Posted in C Programming

1. What is Memory ?

Memory is composed of an infinite number of memory cells, with each cell having a fixed address known as the memory address. This memory address is unique and permanently bound to the memory cell, meaning that it always corresponds to that particular cell.

The commonly used representation of memory addresses is in hexadecimal notation, which is denoted as “0x” followed by a hexadecimal number.

As shown in the diagram, it is clear that each segment of memory data has a corresponding address. It is because of the existence of these addresses that we can easily access data in the computer’s memory.

2. Memory Addressing Method

2.1 In logic, memory is a series of cells that can be used to store data (binary bits stored in memory). Each cell is assigned a unique number, which is the memory address. The memory address (a number) and the physical space of the cell are permanently bound and correspond to each other.  This is the memory addressing method.

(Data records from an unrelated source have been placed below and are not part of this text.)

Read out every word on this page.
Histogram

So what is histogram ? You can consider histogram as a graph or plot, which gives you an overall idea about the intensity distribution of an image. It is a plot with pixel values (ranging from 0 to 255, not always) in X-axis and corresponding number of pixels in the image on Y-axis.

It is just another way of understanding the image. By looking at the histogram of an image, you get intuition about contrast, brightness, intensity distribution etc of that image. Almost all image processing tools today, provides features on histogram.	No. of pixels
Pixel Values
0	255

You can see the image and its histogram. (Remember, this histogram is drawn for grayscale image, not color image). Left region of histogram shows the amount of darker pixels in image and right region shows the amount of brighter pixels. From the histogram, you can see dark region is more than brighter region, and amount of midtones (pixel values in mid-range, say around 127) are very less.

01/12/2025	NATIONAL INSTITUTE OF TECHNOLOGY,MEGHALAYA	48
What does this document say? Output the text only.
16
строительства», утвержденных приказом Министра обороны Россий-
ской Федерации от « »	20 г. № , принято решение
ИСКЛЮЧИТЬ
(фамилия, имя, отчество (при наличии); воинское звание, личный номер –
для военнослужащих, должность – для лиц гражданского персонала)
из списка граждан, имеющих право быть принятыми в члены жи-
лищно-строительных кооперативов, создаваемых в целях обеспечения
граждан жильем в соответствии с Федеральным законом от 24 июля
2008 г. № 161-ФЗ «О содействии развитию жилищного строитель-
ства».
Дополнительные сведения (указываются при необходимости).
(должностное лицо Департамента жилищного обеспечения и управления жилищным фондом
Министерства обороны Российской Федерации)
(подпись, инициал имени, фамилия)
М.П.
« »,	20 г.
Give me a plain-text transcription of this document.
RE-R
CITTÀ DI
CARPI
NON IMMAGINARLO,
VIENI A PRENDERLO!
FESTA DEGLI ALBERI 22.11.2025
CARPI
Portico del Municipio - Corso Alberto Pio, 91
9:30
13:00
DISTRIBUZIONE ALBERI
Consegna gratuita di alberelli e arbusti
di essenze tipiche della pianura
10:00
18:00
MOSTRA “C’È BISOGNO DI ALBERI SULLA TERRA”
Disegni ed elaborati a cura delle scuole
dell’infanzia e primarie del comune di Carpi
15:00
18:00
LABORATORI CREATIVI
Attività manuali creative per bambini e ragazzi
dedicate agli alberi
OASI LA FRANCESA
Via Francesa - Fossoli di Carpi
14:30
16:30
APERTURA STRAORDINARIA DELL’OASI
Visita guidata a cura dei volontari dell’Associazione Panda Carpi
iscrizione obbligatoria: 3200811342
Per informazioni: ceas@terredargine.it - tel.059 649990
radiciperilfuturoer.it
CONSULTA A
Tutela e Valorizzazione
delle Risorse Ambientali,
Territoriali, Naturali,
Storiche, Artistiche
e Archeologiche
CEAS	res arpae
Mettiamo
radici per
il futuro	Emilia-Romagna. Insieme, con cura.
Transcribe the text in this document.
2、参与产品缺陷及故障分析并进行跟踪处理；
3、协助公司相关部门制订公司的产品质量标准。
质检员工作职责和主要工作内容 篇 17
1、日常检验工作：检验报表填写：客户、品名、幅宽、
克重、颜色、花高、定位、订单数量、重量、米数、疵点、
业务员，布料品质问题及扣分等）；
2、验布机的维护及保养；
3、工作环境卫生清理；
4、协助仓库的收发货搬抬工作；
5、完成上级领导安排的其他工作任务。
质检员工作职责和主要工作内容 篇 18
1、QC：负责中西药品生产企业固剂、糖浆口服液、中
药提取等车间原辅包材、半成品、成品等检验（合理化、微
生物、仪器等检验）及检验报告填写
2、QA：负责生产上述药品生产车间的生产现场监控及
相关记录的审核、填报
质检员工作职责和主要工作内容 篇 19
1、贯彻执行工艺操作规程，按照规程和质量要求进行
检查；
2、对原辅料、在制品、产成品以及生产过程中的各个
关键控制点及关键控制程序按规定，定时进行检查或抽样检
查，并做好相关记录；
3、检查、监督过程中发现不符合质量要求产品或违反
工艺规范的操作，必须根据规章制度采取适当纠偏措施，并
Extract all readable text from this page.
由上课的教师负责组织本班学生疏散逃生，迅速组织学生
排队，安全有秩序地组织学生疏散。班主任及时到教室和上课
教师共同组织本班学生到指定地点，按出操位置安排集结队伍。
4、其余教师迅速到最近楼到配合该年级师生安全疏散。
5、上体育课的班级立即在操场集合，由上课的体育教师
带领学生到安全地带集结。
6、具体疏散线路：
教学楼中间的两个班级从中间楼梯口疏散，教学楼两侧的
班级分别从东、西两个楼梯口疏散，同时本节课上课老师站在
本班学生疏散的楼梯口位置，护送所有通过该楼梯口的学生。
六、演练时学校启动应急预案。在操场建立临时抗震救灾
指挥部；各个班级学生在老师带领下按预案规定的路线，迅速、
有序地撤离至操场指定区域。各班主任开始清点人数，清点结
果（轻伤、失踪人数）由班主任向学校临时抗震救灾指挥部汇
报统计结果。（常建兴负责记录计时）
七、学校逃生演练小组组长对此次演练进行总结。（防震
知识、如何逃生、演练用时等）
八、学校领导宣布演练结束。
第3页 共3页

2.2. During program execution, the CPU in the computer only recognizes memory addresses and does not care about where the corresponding physical space is located or how it is distributed.  The hardware design guarantees that using an address will always lead to the corresponding cell, so the two concepts of memory cells, the address and the physical space, are two aspects of the same thing.

2. Relationship Between Memory and Data Types

Data types are used to define variables, which need to be stored and operated on in memory. Therefore, data types must match the memory to achieve the best performance, otherwise they may not work or be inefficient.

Related:   The Character Data Type and Character Variable

In a 32-bit system, it is best to use int to define variables because it is efficient. This is because the 32-bit system itself is matched with memory, which is also 32-bit, making it inherently suitable for defining 32-bit int type variables for the highest efficiency. It is also possible to define 8-bit char type variables or 16-bit short type variables, but their actual access efficiency is not high.

In many 32-bit environments, we actually use int to implement bool type variables (which only need 1 bit). That is to say, when we define a bool b1, the compiler actually allocates 32 bits of memory to store this bool variable b1. The compiler’s approach actually wastes 31 bits of memory, but the benefit is that it is efficient.

Question: Should we prioritize saving memory or running efficiency when programming in practice? The answer is indefinite and depends on the specific situation. Many years ago, when memory was expensive and machines had very little memory, code was written primarily to save memory. Now, with the development of semiconductor technology, memory has become very cheap, and most machines are high-end, so saving a little memory is not important. Efficiency and user experience have become critical. Therefore, most programming nowadays prioritizes efficiency.